La fuite des investisseurs hors des pays frappés par la crise de la zone euro a conduit à "surévaluer" la dette française, estime un cabinet de conseils américain, filiale de la holding du milliardaire Warren Buffett.

"La France est considérablement surévaluée", a assuré John Gilbert, un des responsables de General Re-New England Asset Management (GR-NEAM), un cabinet rattaché à la holding Berkshire Hathaway.

D'après ses calculs, la France devrait emprunter à 10 ans à un taux d'interêt compris entre 4,5% et 5% alors qu'elle ne paye actuellement à ses créanciers qu'un taux d'environ 2,25%.

"Une course aux placements sûrs est en train de se développer" en raison de la crise de la dette en zone euro, a expliqué M. Guilbert, notant que les Etats jugés les plus fiables sont les grands bénéficiaires de ce mouvement de capitaux.

Selon lui, la ruée des investisseurs vers la dette des Etats-Unis, de la Grande-Bretagne ou de l'Allemagne est "compréhensible". "Concernant la France, nous sommes moins confiants", ajoute-t-il.
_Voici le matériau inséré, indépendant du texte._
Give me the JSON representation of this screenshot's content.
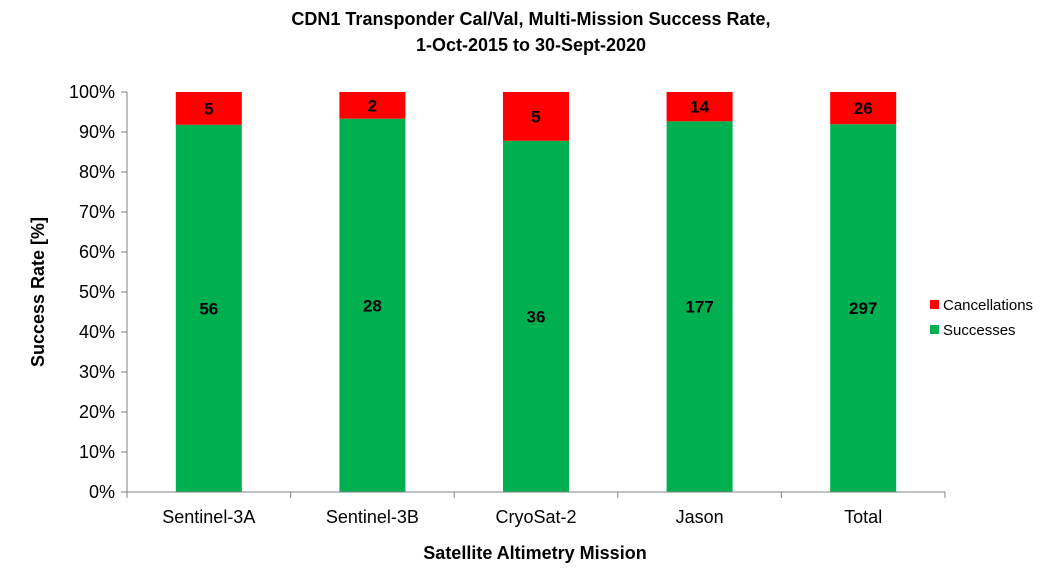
{
  "chart_data": {
    "type": "bar",
    "stacked": true,
    "normalized": true,
    "title_lines": [
      "CDN1 Transponder Cal/Val, Multi-Mission Success Rate,",
      "1-Oct-2015 to 30-Sept-2020"
    ],
    "xlabel": "Satellite Altimetry Mission",
    "ylabel": "Success Rate [%]",
    "ylim": [
      0,
      100
    ],
    "yticks": [
      "0%",
      "10%",
      "20%",
      "30%",
      "40%",
      "50%",
      "60%",
      "70%",
      "80%",
      "90%",
      "100%"
    ],
    "categories": [
      "Sentinel-3A",
      "Sentinel-3B",
      "CryoSat-2",
      "Jason",
      "Total"
    ],
    "series": [
      {
        "name": "Successes",
        "color": "#00b050",
        "values": [
          56,
          28,
          36,
          177,
          297
        ]
      },
      {
        "name": "Cancellations",
        "color": "#ff0000",
        "values": [
          5,
          2,
          5,
          14,
          26
        ]
      }
    ],
    "legend": {
      "position": "right",
      "order": [
        "Cancellations",
        "Successes"
      ]
    },
    "grid": false
  }
}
"Il y a des raisons évidentes pour expliquer le regard positif des marchés" sur la France, a reconnu l'expert.

Au deuxième trimestre, la croissance du produit intérieur brut (PIB) français a été nulle alors que la zone euro faisait un pas vers la récession.

"Mais ces performances sont faibles", a-t-il toutefois affirmé. Selon lui, la croissance française ne cesse de décélérer et l'industrie française "n'a cessé de perdre en compétitivité" au cours de la dernière décennie.

"Les marchés rapprochent davantage la France de l'Allemagne que l'Italie ou de l'Espagne", s'étonne M. Gilbert, qui assure que les investisseurs "se voilent la face".